La ricerca, supportata dal Programma nazionale di ricerche in Antartide (PNRA), svolta in collaborazione con le Università di Trieste, Pisa, Napoli “Parthenope”, Bonn (Germania), Cambridge e Plymouth (Inghilterra) e con l’Istituto Nazionale di Oceanografia e di Geofisica Sperimentale – Ogs di Trieste, ha introdotto un nuovo metodo di analisi ad alta risoluzione per lo studio del ghiaccio marino ancorato alla costa, chiamato “fast ice”.

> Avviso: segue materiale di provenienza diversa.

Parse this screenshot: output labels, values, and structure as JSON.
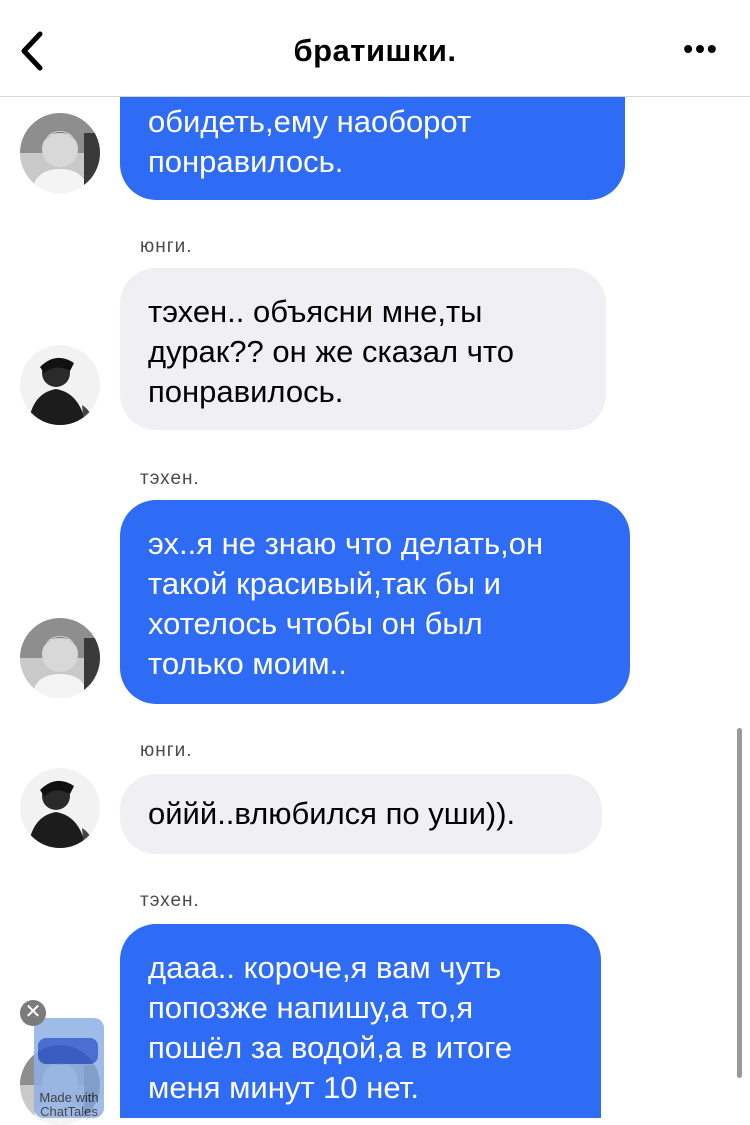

“Abbiamo prelevato carote sedimentarie nel fondale del Mare di Ross, nell’insenatura di Edisto, che si trova nella zona settentrionale della Terra Vittoria. Attraverso l’analisi di immagini a scala submillimetrica, integrando i dati di biomarcatori chimici ottenuti dagli strati di sedimento con associazioni di diatomee, microalghe presenti in ambiente marino, siamo riusciti a ricostruire la variabilità del ghiaccio marino costiero negli ultimi 3.700 anni”, afferma Tommaso Tesi, ricercatore del Cnr-Isp e coordinatore dello studio. “Questo approccio si è dimostrato efficace nell’estendere indietro nel tempo la capacità di osservazione, ben oltre i limiti imposti dalle immagini satellitari attualmente disponibili. In questo modo abbiamo potuto constatare che la rottura del ghiaccio non segue un ciclo annuale, ma mostra un pattern molto complesso che si manifesta su scale temporali più lunghe, attorno a 90 e 240 anni, sincronizzato con specifici cicli solari”.
Questa scoperta aiuta a distinguere i cicli naturali dai cambiamenti climatici antropici, proteggendo un ecosistema vitale per pinguini e oceani.